Dawkins comments in a Times of London story published October 5, 2019, that if religion were abolished it would “give people a licence to do really bad things.”
Further on we read that Dawkins pointed out that security camera surveillance of customers in shops did appear to deter shoplifting, while adding that people might feel free to do wrong without a "divine spy camera in the sky reading their every thought."
The other story, dated November 26, 2019, concerns remarks made by the Hungarian Prime Minister at a conference treating persecuted Christians.
PM Viktor Orban gave a talk in which he stated that Europe can only be saved if it “returns to the source of its real values: its Christian identity.”
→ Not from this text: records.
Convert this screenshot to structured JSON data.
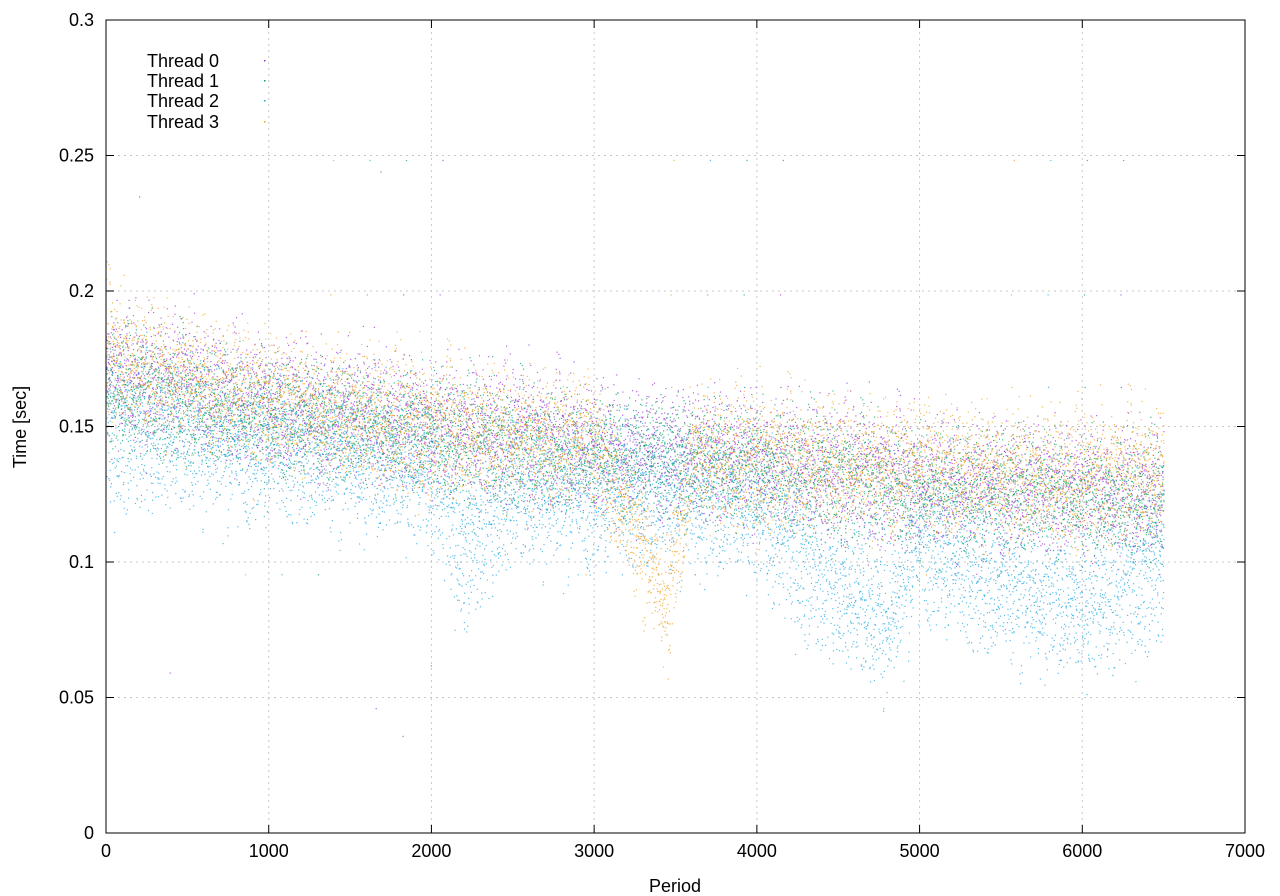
{
  "chart_data": {
    "type": "scatter",
    "title": "",
    "xlabel": "Period",
    "ylabel": "Time [sec]",
    "xlim": [
      0,
      7000
    ],
    "ylim": [
      0,
      0.3
    ],
    "xticks": [
      0,
      1000,
      2000,
      3000,
      4000,
      5000,
      6000,
      7000
    ],
    "yticks": [
      0,
      0.05,
      0.1,
      0.15,
      0.2,
      0.25,
      0.3
    ],
    "xtick_labels": [
      "0",
      "1000",
      "2000",
      "3000",
      "4000",
      "5000",
      "6000",
      "7000"
    ],
    "ytick_labels": [
      "0",
      "0.05",
      "0.1",
      "0.15",
      "0.2",
      "0.25",
      "0.3"
    ],
    "grid": true,
    "legend_position": "top-left",
    "point_count_per_series": 6500,
    "series": [
      {
        "name": "Thread 0",
        "color": "#9b30d8",
        "trend": [
          [
            0,
            0.17
          ],
          [
            500,
            0.165
          ],
          [
            1000,
            0.158
          ],
          [
            2000,
            0.15
          ],
          [
            3000,
            0.143
          ],
          [
            4000,
            0.137
          ],
          [
            5000,
            0.13
          ],
          [
            6000,
            0.127
          ],
          [
            6500,
            0.125
          ]
        ],
        "spread": 0.012
      },
      {
        "name": "Thread 1",
        "color": "#00a060",
        "trend": [
          [
            0,
            0.165
          ],
          [
            500,
            0.16
          ],
          [
            1000,
            0.155
          ],
          [
            2000,
            0.147
          ],
          [
            3000,
            0.14
          ],
          [
            4000,
            0.135
          ],
          [
            5000,
            0.128
          ],
          [
            6000,
            0.125
          ],
          [
            6500,
            0.123
          ]
        ],
        "spread": 0.011
      },
      {
        "name": "Thread 2",
        "color": "#20a8e0",
        "trend": [
          [
            0,
            0.15
          ],
          [
            500,
            0.148
          ],
          [
            1000,
            0.143
          ],
          [
            2000,
            0.135
          ],
          [
            2200,
            0.105
          ],
          [
            2500,
            0.128
          ],
          [
            3000,
            0.127
          ],
          [
            4000,
            0.122
          ],
          [
            4300,
            0.1
          ],
          [
            4800,
            0.08
          ],
          [
            5000,
            0.11
          ],
          [
            5300,
            0.095
          ],
          [
            6000,
            0.085
          ],
          [
            6500,
            0.1
          ]
        ],
        "spread": 0.014
      },
      {
        "name": "Thread 3",
        "color": "#f0a020",
        "trend": [
          [
            0,
            0.178
          ],
          [
            500,
            0.168
          ],
          [
            1000,
            0.16
          ],
          [
            2000,
            0.15
          ],
          [
            3000,
            0.145
          ],
          [
            3450,
            0.085
          ],
          [
            3600,
            0.14
          ],
          [
            4000,
            0.138
          ],
          [
            5000,
            0.135
          ],
          [
            6000,
            0.13
          ],
          [
            6500,
            0.135
          ]
        ],
        "spread": 0.012
      }
    ]
  }
}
He further added that “those we are helping now can give us the greatest help in saving Europe,” as well as that “we are giving persecuted Christians what they need: homes, hospitals, and schools, and we in return (receive) what Europe needs most: Christian faith, love, and perseverance.”
(The PM’s words recall the Christian precept that “it is in giving that we receive; ...”)
Both articles offer encouragement for different reasons. The first because it comes from an academic. Today, much of our intellectual elite housed in universities are hostile to Christian beliefs, indoctrinating the youth with these same beliefs. During our 40-day prayer vigils for the end of abortion held across the street from the Université de Québec à Montréal, it was not uncommon for me to exchange with students who set aside evidence-based reasoning in favour of an ideology founded on opinion or feeling.
The second story is significant because it concerns a politician. Much like the academics, many among the political class also promote anti-Christian principles. Gladly, the Hungarian Prime Minister differs.
At this time of year, both stories are faith-filled omens. Both augur well the arrival of the innocent and vulnerable newborn child that not only renews us spiritually but also fosters peace and goodwill among mankind.
Let us gather in prayer, calling on Our Lord that the leaders of our world humble themselves to the Prince of Peace, Our Lord Jesus Christ, rather than to idols of division and strife.